Scrapers are common throughout the south. One of the most common types is a notched stick, played by dragging a shell across the stick at various speeds. It is used both as a women's court instrument and by children in teasing games. Among the Yoruba, an iron rod may be used as a replacement for a stick. Rattles are common, made of gourds containing seeds or stones are common, as are net-rattles, in which a string network of beads or shells encloses a gourd. Rattles are typically played in ritual or religious context, predominantly by women.
Drums of many kinds are the most common type of percussion instrument in Nigeria. They are traditionally made from a single piece of wood or spherical calabashes, but have more recently been made from oil drums. The hourglass drum is the most common shape, although there are also double-headed barrel drums, single-headed drums and conical drums.
Frame drums are also found in Nigeria, but may be an importation from Brazil. An unusual percussion instrument is the udu, a kind of vessel drum.

[edit] String instruments
The
musical bow is found in Nigeria as a mouth-resonated cord, either plucked or struck. It is most common in the central part of the country, and is associated with agricultural songs and those expressing social concerns. Cereal stalks bound together and strings supported by two bridges are used to make a kind of raft-zither, played with the thumbs, typically for solo entertainment. The arched harp is found in the eastern part of the country, especially among the Tarok. It usually has five or six strings and pentatonic tuning. A bowl-resonated spike-fiddle with a lizard skin table is used in the northern region; it is an import from North Africa, and is similar to central Asian and Ethiopian forms. The Hausa and Kanuri peoples play a variety of spike-lutes.

[edit] Other instruments
A variety of
brass and woodwind instruments are also found in Nigeria.
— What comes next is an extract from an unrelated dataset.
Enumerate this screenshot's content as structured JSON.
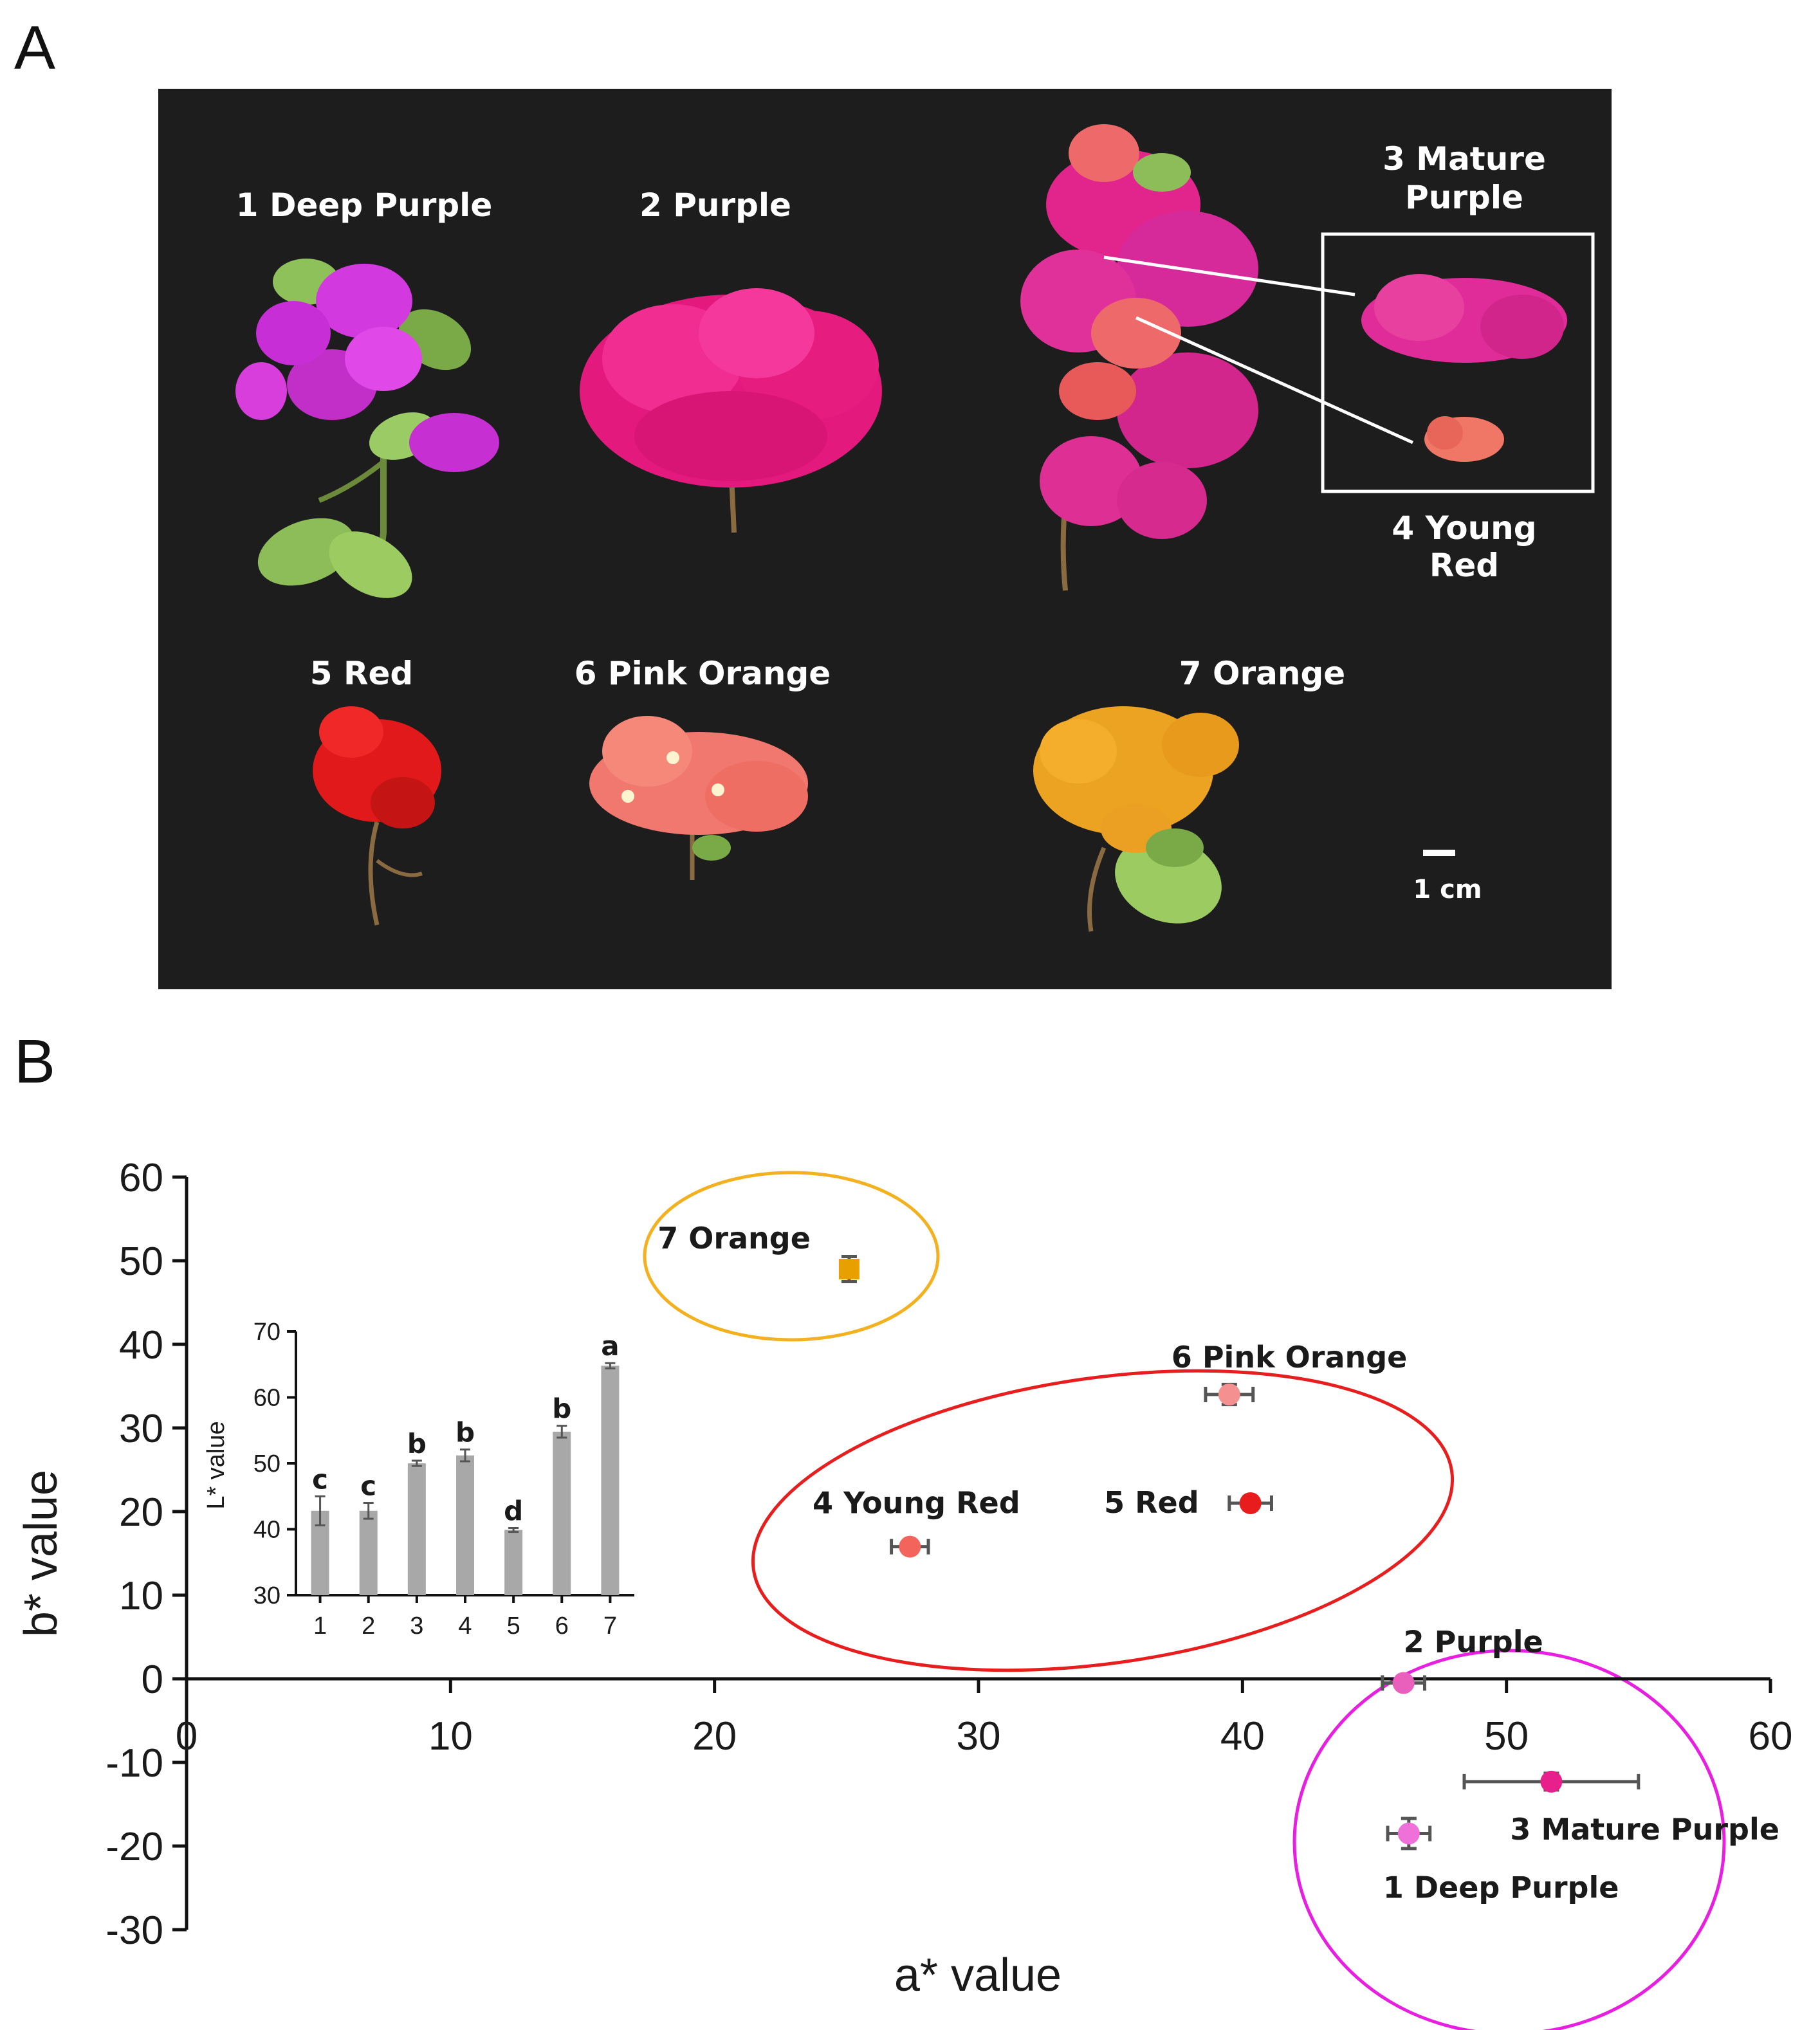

These include long trumpets, frequently made of aluminium and played in pairs or ensembles of up to six, often accompanied by a shawm. Wooden trumpets, gourd trumpets, end-blown flutes, cruciform whistles, transverse clarinets and various kinds of horns are also found.

[edit] Popular music
Many African countries have seen turbulence and violence during their forced transition from a diverse region of folk cultures to a group of modern nation states. Nigeria has experienced more difficulty than most African countries in forging a popular cultural identity from the diverse peoples of the countryside
[18] . From its beginnings in the streets of Lagos, popular music in Nigeria has long been an integral part of the field of African pop, bringing in influences and instruments from many ethnic groups, most prominently including the Yoruba.
The earliest styles of Nigerian popular music were
palm-wine music and highlife, which spread in the 1920s among Nigeria and nearby countries of Liberia, Sierra Leone and Ghana. In Nigeria, palm-wine became the primary basis for jùjú, a genre that dominated popular music for many years. During this time, a few other styles such as apala, derived from traditional Yoruban music, also found a more limited audience. By the 1960s, Cuban, American and other styles of imported music were enjoying a large following, and musicians started to incorporate these influences into jùjú. The result was a profusion of new styles in the last few decades of the 20th century, including waka music, Yo-pop and Afrobeat.